Это была чистая правда. Я мало что знал о том, как именно AXE вписывается в механизмы бюрократии Дяди Сэма. Официально только президент и избранные члены Совета национальной безопасности имели право знать, чем именно мы занимаемся, и большую часть времени они предпочитали смотреть в другую сторону. У нас были и офицеры связи с ФБР и ЦРУ, но в основном наше взаимодействие с этими ведомствами сводилось к выполнению «силовой» работы, когда нужно было вытаскивать их каштаны из огня. Но откуда берутся деньги и как за них отчитываются перед налогоплательщиками — в это меня никогда не посвящали.
— В целом, — сказал Хоук, — год выдался довольно спокойным. Может, и не таким спокойным для тебя и пары других наших лучших оперативников, но по сравнению с иными временами, всё шло гладко. Русские не хотят портить разрядку, ввязываясь в провокации, которые могут обернуться против них, а у китайцев, похоже, свои внутренние проблемы. Это не продлится вечно, конечно, и вот тут-то и кроется загвоздка. Любое государственное учреждение, у которого к концу года в кассе остаются лишние деньги, вознаграждается тем, что на следующий год бюджет ему урезают.
Я начал догадываться. — Значит, этот «Отдел физической подготовки и боевой выучки» был состряпан как удобный способ быстро потратить кучу денег, чтобы вы могли заявить о пустых карманах тем, кто раздает «зелень».
— В общих чертах — да, — ответил Хоук, — хотя по открытой линии я бы тебе этого не сказал.
Я хотел было спросить Хоука, почему бы ему просто не выписать всем огромную премию, но передумал. Я восхищался хитростью старика и неохотно признал необходимость того, чтобы участие агентов было обязательным. Он сообщил мне еще несколько подробностей об организации процесса и предложил на следующее утро явиться по адресу на Хадсон-стрит, который они переоборудовали в своего рода летний лагерь для секретных агентов.

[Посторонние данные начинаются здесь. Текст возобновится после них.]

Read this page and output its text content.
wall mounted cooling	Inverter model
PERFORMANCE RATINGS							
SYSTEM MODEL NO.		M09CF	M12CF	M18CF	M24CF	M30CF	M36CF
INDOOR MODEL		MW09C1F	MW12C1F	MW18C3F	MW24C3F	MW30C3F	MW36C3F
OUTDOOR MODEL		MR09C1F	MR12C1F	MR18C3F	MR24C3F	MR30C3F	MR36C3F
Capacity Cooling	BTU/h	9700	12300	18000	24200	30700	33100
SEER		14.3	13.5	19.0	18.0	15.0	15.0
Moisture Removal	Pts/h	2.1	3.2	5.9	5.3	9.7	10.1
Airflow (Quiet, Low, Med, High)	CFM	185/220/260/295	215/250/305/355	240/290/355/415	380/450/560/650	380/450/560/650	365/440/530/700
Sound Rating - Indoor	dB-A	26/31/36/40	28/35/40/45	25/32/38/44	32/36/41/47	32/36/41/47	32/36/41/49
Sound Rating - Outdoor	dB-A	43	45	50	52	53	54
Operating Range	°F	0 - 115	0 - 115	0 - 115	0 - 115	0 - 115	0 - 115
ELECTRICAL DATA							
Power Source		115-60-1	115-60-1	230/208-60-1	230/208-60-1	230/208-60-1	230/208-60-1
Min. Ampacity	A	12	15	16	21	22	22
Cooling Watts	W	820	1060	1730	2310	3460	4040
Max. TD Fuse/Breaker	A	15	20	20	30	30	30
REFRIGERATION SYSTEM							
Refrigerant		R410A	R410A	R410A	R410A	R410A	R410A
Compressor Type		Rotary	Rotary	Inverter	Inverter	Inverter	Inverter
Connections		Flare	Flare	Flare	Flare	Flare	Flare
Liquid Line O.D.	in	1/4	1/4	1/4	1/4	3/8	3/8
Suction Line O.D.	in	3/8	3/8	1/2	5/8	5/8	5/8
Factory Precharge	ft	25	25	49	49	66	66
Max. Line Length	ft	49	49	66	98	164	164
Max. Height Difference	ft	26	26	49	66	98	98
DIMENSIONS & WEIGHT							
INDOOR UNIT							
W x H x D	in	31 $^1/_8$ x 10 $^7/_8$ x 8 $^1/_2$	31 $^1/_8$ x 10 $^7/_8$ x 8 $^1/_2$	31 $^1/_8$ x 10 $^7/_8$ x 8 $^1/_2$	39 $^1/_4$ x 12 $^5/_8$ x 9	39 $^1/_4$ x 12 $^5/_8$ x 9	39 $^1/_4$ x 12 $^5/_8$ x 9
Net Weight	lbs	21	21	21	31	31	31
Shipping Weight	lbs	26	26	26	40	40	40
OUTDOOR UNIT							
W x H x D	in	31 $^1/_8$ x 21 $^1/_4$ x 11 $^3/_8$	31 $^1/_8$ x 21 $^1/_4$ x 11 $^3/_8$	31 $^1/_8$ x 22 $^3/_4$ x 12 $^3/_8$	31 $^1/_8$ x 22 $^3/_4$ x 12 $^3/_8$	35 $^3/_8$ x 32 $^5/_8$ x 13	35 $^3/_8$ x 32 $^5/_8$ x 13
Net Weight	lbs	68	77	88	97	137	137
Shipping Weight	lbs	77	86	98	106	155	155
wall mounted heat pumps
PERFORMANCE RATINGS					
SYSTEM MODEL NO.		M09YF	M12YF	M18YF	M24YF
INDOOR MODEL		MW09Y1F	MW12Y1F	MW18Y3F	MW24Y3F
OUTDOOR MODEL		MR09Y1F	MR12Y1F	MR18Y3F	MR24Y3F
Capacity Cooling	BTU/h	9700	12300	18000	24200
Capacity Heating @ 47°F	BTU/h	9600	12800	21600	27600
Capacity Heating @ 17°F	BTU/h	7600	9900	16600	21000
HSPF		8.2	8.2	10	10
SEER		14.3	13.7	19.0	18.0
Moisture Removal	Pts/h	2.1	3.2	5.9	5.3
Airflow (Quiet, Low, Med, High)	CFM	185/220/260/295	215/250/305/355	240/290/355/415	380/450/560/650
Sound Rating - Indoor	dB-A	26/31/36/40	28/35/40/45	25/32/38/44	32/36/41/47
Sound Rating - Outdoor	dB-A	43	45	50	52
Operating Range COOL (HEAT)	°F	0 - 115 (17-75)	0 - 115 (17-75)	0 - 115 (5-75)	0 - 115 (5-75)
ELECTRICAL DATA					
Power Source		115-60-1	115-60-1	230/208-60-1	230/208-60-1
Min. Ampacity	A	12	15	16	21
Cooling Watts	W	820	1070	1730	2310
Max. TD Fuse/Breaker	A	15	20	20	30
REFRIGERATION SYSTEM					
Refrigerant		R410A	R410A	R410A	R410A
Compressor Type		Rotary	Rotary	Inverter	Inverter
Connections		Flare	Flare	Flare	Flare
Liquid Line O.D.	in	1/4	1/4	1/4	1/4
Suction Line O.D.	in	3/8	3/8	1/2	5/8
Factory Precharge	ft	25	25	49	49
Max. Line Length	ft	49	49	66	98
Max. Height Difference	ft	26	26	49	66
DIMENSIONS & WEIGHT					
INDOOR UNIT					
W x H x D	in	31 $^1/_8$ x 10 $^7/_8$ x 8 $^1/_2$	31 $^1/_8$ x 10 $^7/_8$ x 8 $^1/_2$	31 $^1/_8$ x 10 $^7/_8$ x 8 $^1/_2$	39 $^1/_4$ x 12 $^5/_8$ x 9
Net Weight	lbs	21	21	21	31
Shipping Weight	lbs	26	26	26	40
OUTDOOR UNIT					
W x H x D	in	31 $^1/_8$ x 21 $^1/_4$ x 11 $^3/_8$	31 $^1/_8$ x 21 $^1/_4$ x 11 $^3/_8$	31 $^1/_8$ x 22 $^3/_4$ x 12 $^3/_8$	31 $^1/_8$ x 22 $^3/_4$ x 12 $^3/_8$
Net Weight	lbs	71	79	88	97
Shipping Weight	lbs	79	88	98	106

На самом деле всё оказалось не так плохо, как я ожидал. Я был удивлен и рад, обнаружив, что руководить поставили Криса Ховарда. Крис был моим старым приятелем. Он был чертовски хорошим агентом и кандидатом на повышение до статуса Киллмастера, пока очередь из русского автомата АКМ не оторвала ему правую руку, когда он спускался на грузовой лебедке в порту Варны в Болгарии. Крис, казалось, был рад сбежать от бумажной работы и гордился объектом, которым руководил и который помогал проектировать.

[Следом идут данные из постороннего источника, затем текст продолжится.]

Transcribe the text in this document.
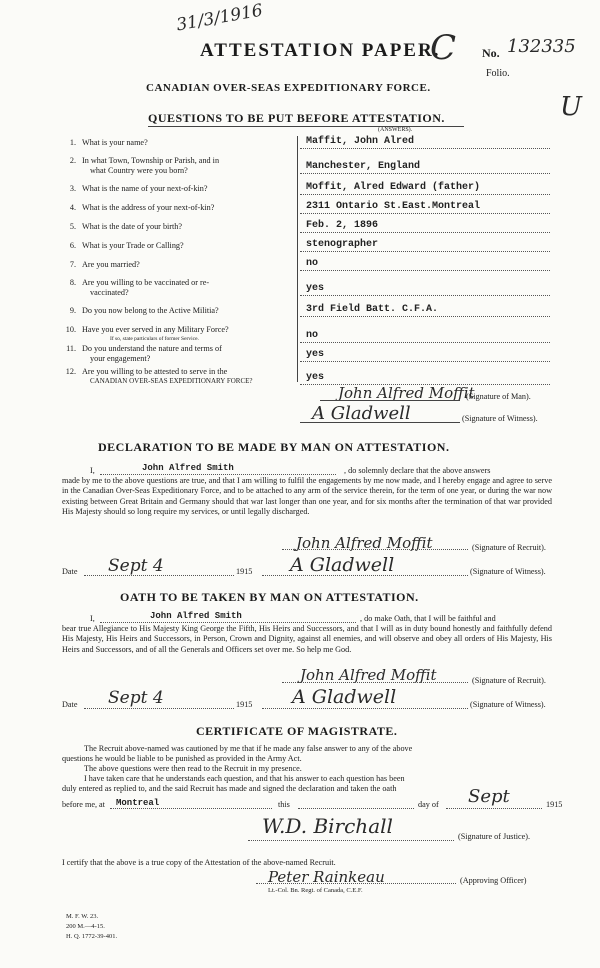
31/3/1916
ATTESTATION PAPER.
C No. 132335
Folio.
U
CANADIAN OVER-SEAS EXPEDITIONARY FORCE.
QUESTIONS TO BE PUT BEFORE ATTESTATION.
(ANSWERS).
1. What is your name?	Maffit, John Alred
2. In what Town, Township or Parish, and in
what Country were you born?	Manchester, England
3. What is the name of your next-of-kin?	Moffit, Alred Edward (father)
4. What is the address of your next-of-kin?	2311 Ontario St.East.Montreal
5. What is the date of your birth?	Feb. 2, 1896
6. What is your Trade or Calling?	stenographer
7. Are you married?	no
8. Are you willing to be vaccinated or re-
vaccinated?	yes
9. Do you now belong to the Active Militia?	3rd Field Batt. C.F.A.
10. Have you ever served in any Military Force?
If so, state particulars of former Service.	no
11. Do you understand the nature and terms of
your engagement?	yes
12. Are you willing to be attested to serve in the
CANADIAN OVER-SEAS EXPEDITIONARY FORCE?	yes
John Alfred Moffit
(Signature of Man).
A Gladwell	(Signature of Witness).
DECLARATION TO BE MADE BY MAN ON ATTESTATION.
I,	John Alfred Smith	, do solemnly declare that the above answers
made by me to the above questions are true, and that I am willing to fulfil the engagements by me now made, and I hereby engage and agree to serve in the Canadian Over-Seas Expeditionary Force, and to be attached to any arm of the service therein, for the term of one year, or during the war now existing between Great Britain and Germany should that war last longer than one year, and for six months after the termination of that war provided His Majesty should so long require my services, or until legally discharged.
John Alfred Moffit	(Signature of Recruit).
Date Sept 4	1915 A Gladwell	(Signature of Witness).
OATH TO BE TAKEN BY MAN ON ATTESTATION.
I,	John Alfred Smith	, do make Oath, that I will be faithful and
bear true Allegiance to His Majesty King George the Fifth, His Heirs and Successors, and that I will as in duty bound honestly and faithfully defend His Majesty, His Heirs and Successors, in Person, Crown and Dignity, against all enemies, and will observe and obey all orders of His Majesty, His Heirs and Successors, and of all the Generals and Officers set over me. So help me God.
John Alfred Moffit	(Signature of Recruit).
Date Sept 4	1915 A Gladwell	(Signature of Witness).
CERTIFICATE OF MAGISTRATE.
The Recruit above-named was cautioned by me that if he made any false answer to any of the above
questions he would be liable to be punished as provided in the Army Act.
The above questions were then read to the Recruit in my presence.
I have taken care that he understands each question, and that his answer to each question has been
duly entered as replied to, and the said Recruit has made and signed the declaration and taken the oath
before me, at Montreal	this	day of Sept	1915
W.D. Birchall	(Signature of Justice).
I certify that the above is a true copy of the Attestation of the above-named Recruit.
Peter Rainkeau	(Approving Officer)
Lt.-Col. Bn. Regt. of Canada, C.E.F.
M. F. W. 23.
200 M.—4-15.
H. Q. 1772-39-401.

Это было старое складское здание в нескольких кварталах от комплекса Всемирного торгового центра. Прикрытие выглядело вполне убедительно: к погрузочной платформе сзади регулярно подъезжали грузовики, а рабочие с отсутствующим видом перемещали на ручных тележках громоздкие ящики и коробки. Внутри они снесли перекрытия между двумя верхними этажами, чтобы установить тренировочный резервуар ВМС, заполненный мутной водой, где агенты могли практиковаться в сложном и недооцененном искусстве подводного ближнего боя. Вдоль стен были разложены тонкие жесткие маты для занятий дзюдо и айкидо. Посреди зала располагалось нечто вроде цирковой арены, посыпанной опилками, где мне предстояло упражняться с саблями. Именно там я встретил юную леди, которая едва не снесла мне голову одной из них.
— Ник, это мисс Бойер, — представил её Крис. Никаких имен, никакого панибратства. — Она даст тебе несколько уроков по владению этими штуковинами. Она хороша. Настолько хороша, что ты не поверишь.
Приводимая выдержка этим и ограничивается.